TV review: Grace And Frankie season five trades subtlety for stereotypes

Jane Fonda and Lily Tomlin are better than ever, but their Netflix dramedy is starting to fall back on millennial pandering

GRACE AND FRANKIE: SEASON FIVE (multiple directors). All 13 episodes premiere on Netflix Canada on Friday (January 18). Rating: NNN

In season four of Netflix’s Grace And Frankie, Jane Fonda and Lily Tomlin’s titular characters seemed to lose some steam and give in to the desires and pressures of those around them. So I was hopeful season five would redeem them.

After watching the first five episodes, I think it has – but there are a couple of other things going on. The show has always been good at dealing with ageing, gender and gay issues, but this season is reaching with the overuse of gay references and slang.

Season five picks up right where season four concludes: with septuagenarian friends Grace (Fonda) and Frankie (Tomlin) sitting on their beach chairs, facing the waves and holding hands. They make a commitment to never doubt each other again. Last season, their four grown children colluded to convince them to sell their La Jolla beach house and move to a retirement community. Now the women are intent on reclaiming the house and their lives, even if their memory loss is more apparent than ever.

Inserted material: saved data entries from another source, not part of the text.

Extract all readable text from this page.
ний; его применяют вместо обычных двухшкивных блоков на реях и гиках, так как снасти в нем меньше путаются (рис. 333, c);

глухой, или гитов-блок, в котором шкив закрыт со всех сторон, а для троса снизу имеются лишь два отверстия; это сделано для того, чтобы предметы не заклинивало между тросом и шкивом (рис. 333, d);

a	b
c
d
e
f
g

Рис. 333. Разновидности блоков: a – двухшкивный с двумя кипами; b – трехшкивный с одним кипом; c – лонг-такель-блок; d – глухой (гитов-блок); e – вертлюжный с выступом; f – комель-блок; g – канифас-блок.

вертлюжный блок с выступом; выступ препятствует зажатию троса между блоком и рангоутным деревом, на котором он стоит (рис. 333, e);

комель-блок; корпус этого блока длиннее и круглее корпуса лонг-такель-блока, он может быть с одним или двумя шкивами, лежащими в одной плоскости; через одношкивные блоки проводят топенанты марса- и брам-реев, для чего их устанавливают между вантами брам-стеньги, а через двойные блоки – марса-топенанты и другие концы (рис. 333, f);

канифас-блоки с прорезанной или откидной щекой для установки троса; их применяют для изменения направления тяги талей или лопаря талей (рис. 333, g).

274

RuPaul Andre Charles guest stars as Benjamin Le Day, the assistant to their former home’s new owner, a celebrity who wants to remain anonymous. But his character feels like a Black, gay trope, sassy in tone and posture. Grace greets him with a “hey girl,” and Frankie announces, “I have a gay ex and Black son.” And as Grace and Frankie attempt to convince him to let them keep the house, phrases like “no tea, no shade” slip out of Frankie’s mouth.

So within the first half of the first episode something already feels amiss. Might the dramedy – previously known for smart, meaningful writing about relationships, aging, parenting, queerness and politics – have become too gay?

I wonder if the show is trying to reach younger and more diverse demographics through the use of slang. In a laughable moment, Grace says “PTW” and “PTY” when she means ‘“BTW.” In another scene, Frankie states that it’s “feminist Friday,” followed by “hashtag don’t let me tell you what day it is.”

The anonymous celebrity who’s bought their house turns out to be a pop star named Kareena G (Nicole Richie) who uses phrases like “amaze” and declares that she’s “sick of being told what to do.” It was Benjamin’s idea to buy the house to give her some time away from the spotlight, though she would have preferred the more youthful Santa Fe.

Grace and Frankie’s adventuring with slang is cute but slightly off-putting. They’ve appropriated the vernacular of young people of colour while living in a town removed from an urban centre that lacks both people of colour and a young population. Not to mention that they’ve just returned from a retirement community. And I can’t help but feel a little uncomfortable.

Meanwhile, their ex-husbands –  Robert (Martin Sheen) and Sol (Sam Waterston), who became a couple in season one – present another side of the gay coin. In season four, they opened up their relationship, but within the first few episodes of season five they’ve decided it’s not for them, and neither is the young, toned house guest who was the cause of open relationship discussions.

They are pulled into another married gay couple’s drama, and musical theatre continues to consume Robert. During auditions for the new production, a younger white lesbian incorporates spoken word into her audition. What could be gayer than that? For some of us queers, these gay plot points are obvious to the point of being quite boring. This show used to be very good at subtext.

As Grace and Frankie rebuild their lives, they’re still doing what I’ve always liked most about the show: confronting issues arising from age and gender in a realistic way. They feel invisible when ignored at a fast food restaurant. They’re defiant when it comes to getting their house back, trying the patience their four children.

Despite season five’s flaws, Fonda and Tomlin do not disappoint. The more developed their characters grow and the deeper their friendship, the better Fonda and Tomlin’s performances become. They have really sunk into their roles – both actors so believable and undeniably hilarious.

In one episode, Frankie fights the city on sidewalk crossing times to better accommodate slow walkers. She recruits everyone she knows, plus a few strangers, to support the fight. Why? She wants to cross the street to the snow crab buffet. This story point is a great example of how the show uses humour to highlight situations that are at once meaningful and not so serious. Frankie can do whatever she wants – this is the reward for being an older woman in these times.

By episode five the season seems to be closer to what the show has been: a sharp dramedy about blended family and aging. I hope it settles back into that. It doesn’t need gay stereotypes and pandering to millennials. Grace and Frankie carry it just fine.